Pressure and Persuasion

Stalin’s power was circumscribed in other important respects. He was not immune to pressure and persuasion from Politburo members, or from society at large.

The grain collection campaigns provide a instructive illustration of the pressures brought to bear on Stalin and the Politburo and how they operated. The grain plans approved by the Politburo were designed to squeeze as much grain as possible from the peasants to feed the growing towns, and for export. Before the archives were opened, some historians believed that these grain plans, with few exceptions, were fixed magnitudes to which Stalin obstinately adhered irrespective of the size of the harvest and the sufferings of the peasants. We now know that Stalin often gave way in face of the memoranda with which regional and district party officials bombarded the Politburo. These presented the case for reducing the grain plans and supplying more food to the peasants, fiercely and in detail. Thus the archives contain a verbatim report of a plenum (plenary meeting) of the party central committee on 31 October 1931. At this meeting the grain collections were the subject of a sharp clash between the Moscow Politburo and regional leaders. Khataevich, party secretary of the Central Volga region, frankly stated that his region could not reach its target of 100 million puds (1.638 million tons). He complained that “the collective farmer will not eat his fill”, echoing the famous remark of Vyshnegradsky, a Tsarist Minister of Finance, that “we shall not eat our fill but we shall export”. Ptukha, the Lower Volga secretary, insisted that the grain yield in his region was far lower than in the previous year. He was rudely attacked by Stalin and Molotov, but he went on to point out that grain collections had met with “considerable opposition” from collective farmers, and had now virtually ceased in the region:

Like Comrade Khataevich [Ptukha declared], I must declare directly at this plenum that in view of the bad harvest resulting from the drought in the Lower Volga we cannot fulfill the plan issued to us.

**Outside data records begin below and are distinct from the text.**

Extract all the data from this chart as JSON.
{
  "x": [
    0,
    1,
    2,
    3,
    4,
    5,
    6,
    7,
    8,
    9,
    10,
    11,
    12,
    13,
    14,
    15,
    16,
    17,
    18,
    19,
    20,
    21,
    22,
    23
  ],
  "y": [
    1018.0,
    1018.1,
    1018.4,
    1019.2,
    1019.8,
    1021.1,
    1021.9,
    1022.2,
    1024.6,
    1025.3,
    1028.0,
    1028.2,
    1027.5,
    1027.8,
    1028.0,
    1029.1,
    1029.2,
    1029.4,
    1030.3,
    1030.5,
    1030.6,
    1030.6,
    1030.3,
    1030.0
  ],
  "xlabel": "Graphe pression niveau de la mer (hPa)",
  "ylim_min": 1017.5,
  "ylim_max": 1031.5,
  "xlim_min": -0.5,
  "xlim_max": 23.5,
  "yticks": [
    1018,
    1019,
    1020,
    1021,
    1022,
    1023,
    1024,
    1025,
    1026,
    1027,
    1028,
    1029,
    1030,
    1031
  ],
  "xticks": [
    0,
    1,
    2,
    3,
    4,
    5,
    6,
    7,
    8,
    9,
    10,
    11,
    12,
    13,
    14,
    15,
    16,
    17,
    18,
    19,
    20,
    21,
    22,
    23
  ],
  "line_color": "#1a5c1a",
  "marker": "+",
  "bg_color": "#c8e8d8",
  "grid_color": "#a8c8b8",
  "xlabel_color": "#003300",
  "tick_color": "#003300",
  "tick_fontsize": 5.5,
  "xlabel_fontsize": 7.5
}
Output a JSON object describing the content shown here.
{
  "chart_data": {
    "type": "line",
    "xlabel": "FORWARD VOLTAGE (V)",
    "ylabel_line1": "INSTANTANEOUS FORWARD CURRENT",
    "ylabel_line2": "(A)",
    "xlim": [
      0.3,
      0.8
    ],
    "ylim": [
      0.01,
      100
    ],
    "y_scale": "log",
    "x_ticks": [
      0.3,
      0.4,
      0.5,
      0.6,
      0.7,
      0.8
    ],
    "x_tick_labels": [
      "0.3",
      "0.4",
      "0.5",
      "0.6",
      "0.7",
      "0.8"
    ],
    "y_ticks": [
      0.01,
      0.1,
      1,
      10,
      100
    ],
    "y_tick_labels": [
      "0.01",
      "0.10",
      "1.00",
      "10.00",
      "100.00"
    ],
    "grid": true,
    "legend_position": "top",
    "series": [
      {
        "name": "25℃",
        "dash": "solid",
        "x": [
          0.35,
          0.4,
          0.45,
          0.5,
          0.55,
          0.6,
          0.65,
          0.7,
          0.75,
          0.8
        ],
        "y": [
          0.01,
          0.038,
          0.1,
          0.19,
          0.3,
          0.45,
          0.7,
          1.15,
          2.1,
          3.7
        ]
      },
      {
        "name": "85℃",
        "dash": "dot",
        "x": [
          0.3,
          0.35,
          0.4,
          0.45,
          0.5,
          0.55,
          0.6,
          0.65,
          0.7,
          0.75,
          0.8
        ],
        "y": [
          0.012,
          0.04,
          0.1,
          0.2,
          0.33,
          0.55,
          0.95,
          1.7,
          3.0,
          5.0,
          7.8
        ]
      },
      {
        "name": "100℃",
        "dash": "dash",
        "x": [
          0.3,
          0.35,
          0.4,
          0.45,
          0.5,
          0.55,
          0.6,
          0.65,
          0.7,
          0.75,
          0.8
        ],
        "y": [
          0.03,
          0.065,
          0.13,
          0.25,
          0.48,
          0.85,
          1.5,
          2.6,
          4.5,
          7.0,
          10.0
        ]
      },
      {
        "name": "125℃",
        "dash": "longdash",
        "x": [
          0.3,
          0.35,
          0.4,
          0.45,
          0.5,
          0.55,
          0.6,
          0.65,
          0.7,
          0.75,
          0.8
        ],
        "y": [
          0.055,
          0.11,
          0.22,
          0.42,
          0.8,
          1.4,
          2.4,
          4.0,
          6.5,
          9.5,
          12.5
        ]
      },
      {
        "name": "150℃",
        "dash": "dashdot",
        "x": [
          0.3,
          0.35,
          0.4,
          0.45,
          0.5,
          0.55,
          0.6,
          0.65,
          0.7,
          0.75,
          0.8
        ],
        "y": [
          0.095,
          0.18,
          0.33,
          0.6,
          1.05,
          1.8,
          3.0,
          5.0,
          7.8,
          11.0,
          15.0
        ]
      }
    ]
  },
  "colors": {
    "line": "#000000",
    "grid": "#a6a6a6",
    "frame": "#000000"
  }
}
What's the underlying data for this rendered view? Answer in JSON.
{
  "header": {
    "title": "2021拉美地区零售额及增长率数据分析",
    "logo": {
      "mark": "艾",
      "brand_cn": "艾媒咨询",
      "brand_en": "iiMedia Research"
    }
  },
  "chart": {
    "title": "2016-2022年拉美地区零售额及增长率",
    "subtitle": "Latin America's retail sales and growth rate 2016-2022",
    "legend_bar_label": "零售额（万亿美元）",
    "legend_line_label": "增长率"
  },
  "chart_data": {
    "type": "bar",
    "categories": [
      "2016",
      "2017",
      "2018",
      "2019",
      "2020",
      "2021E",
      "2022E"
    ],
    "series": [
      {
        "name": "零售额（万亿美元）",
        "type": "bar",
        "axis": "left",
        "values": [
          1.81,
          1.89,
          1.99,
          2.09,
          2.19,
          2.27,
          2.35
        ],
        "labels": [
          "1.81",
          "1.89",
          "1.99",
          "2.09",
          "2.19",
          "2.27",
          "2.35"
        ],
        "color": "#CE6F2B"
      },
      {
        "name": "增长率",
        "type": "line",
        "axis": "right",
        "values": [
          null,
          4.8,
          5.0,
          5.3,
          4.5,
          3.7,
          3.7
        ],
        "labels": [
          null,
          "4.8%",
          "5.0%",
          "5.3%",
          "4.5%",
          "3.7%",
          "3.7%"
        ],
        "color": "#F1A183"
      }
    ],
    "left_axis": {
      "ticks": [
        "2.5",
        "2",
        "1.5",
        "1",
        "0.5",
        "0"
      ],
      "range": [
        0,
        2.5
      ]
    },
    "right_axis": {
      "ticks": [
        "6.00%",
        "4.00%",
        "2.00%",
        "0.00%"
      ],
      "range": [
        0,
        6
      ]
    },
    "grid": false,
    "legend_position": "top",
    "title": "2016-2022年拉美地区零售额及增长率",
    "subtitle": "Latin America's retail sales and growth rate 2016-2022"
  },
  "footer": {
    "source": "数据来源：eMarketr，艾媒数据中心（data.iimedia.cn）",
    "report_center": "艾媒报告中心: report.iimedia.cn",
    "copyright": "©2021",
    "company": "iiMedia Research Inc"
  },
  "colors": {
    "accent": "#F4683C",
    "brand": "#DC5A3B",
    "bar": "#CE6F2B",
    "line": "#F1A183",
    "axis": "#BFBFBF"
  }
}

He requested that the plan should be reduced from 120 million puds (1.97 million tons) to 85 million, 12 million less than in the previous year.[17]

Following this unexpected stand by prominent regional secretaries, Stalin made an unprecedented proposal:

Stalin. It will be necessary to call together all the secretaries of the regions collecting grain. We must agree when to meet, three or four?

Voices. At three. At four.

Stalin. We will finish the question in an hour or even less.

Voices. At three.

Stalin. At three. All secretaries of all regions collecting grain.[18]

The meeting with the regional secretaries duly took place, and at the evening session of the plenum Mikoyan, who was in charge of the grain collections, reported a substantial concession. The Politburo had listened to all the regional secretaries and had agreed to reduce the plans of some regions by 123 million puds (2,015,000 tons) and increase others by 30 million (491,000 tons).[19] The resolution presented to the plenum showed that the quotas for the two Volga regions, and for the Urals, Siberia and Kazakhstan had been substantially reduced.[20]

In his statement Mikoyan insisted: “no further re-examinations, no discussions, every area is obliged to carry out in full the approved plan”.[21] But this did not end the rebellion at the plenum. When the new quotas were read out, the secretary for Kazakhstan objected, and was sharply rebuffed by Mikoyan:

Goloshchekin. In any case, I must say that 55 million [900,000 tons] is impossible.